Czas Pełni
Przybyłaś do nas do pustelni jak kapłanka zaginionego kultu
katarów w czasie sierpniowej pełni. Byłaś ubrana w długą czarną sukienkę, twoje
włosy spinała metalowa klamra, opowiadały o jesiennym wietrze. Zielone oczy –
opowiadały sen o wolności. Patrzyłem w nie … i czułem jak zbliża się czas
pełni, te oczy przepowiadały pełnie. Byłaś dobrze przygotowana – zaparzyłaś
herbatę z ziół, owoców, magicznych grzybów i cytryny. Przybyłaś z przyjacielem
– który również uległ temu marzeniu, które przepowiadają twoje zielone oczy.

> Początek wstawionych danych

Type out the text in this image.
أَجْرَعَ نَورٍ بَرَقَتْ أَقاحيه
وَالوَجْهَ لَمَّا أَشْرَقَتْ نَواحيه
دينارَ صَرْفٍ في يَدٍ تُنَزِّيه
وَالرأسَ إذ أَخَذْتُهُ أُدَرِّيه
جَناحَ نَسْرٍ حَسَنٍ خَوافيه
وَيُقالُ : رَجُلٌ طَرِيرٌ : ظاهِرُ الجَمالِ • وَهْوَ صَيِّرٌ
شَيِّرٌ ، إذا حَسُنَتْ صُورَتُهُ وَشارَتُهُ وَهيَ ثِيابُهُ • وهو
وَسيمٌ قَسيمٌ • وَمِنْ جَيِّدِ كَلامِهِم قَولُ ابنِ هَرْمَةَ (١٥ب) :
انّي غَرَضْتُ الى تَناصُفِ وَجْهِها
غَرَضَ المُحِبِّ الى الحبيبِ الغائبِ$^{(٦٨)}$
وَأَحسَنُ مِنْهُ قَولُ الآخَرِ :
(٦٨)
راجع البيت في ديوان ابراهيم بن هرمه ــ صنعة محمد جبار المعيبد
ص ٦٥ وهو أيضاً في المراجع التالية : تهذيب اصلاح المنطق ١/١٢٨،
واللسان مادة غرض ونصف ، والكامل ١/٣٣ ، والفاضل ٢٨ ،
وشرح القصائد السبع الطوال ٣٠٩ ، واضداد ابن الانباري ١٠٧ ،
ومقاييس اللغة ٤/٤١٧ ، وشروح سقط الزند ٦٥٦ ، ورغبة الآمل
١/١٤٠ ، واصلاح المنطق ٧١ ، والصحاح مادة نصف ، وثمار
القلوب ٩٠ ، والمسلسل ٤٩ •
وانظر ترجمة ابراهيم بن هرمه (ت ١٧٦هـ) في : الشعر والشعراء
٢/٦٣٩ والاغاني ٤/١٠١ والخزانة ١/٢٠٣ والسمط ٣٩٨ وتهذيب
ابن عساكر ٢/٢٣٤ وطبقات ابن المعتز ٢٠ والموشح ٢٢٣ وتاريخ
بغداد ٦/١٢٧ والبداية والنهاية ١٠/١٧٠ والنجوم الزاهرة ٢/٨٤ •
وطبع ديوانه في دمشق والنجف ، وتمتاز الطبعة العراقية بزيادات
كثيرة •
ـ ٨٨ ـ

Wiesz… każde marzenie, każdy sen – domaga się spełnienia, domaga się
wyjaśnienia i realizacji, każdy sen domaga się pełni. Usiedliśmy w chatce do
medytacji. Zapaliłem mirrę na węgielku, świeczkę i uderzyłem trzy razy w
tybetańską misę wdzięczności – moje serce wypełniała mantra wypisana na jej
brzegach. Usiedliśmy w ciszy, w oczekiwaniu pełni, prosząc jedynie o spełnienie
się snu. Przed medytacją wznieśliśmy do toastu kubki z herbatą życząc sobie
pomyślności – wasze zdrowie przyjaciele! Poczułem… kiedy siedziałem w ciszy jak
wypełnia mnie łaska. Nasze dłonie i stopy pełne łaski. Nasze serca. Łaska jest
jak promień słońca odbijany przez księżyc naszych serc. Medytacja jest trochę
jak sen… jak sen na jawie… po prostu wchodzisz do siebie, do swojej izdebki ,
do swojej pustelni, do swojego serca i trwasz przed Panem, kimkolwiek On jest,
trwasz i prosisz , nie, nawet nie prosisz… po prostu z Nim jesteś. Jesteś z Nim
jak Ty byłaś z nami. Byłaś w pełni dla nas obecna. Dla mnie , dla mojej żony i
swojego przyjaciela. Jak siostra miłosierdzia, jak szamanka – przyjaciółka
wszelkiego istnienia. Jak siostra księżyca i jego matka. Postanowiłaś więc być
akuszerką sierpniowej pełni! Wyszliśmy po medytacji spojrzeć na księżyc…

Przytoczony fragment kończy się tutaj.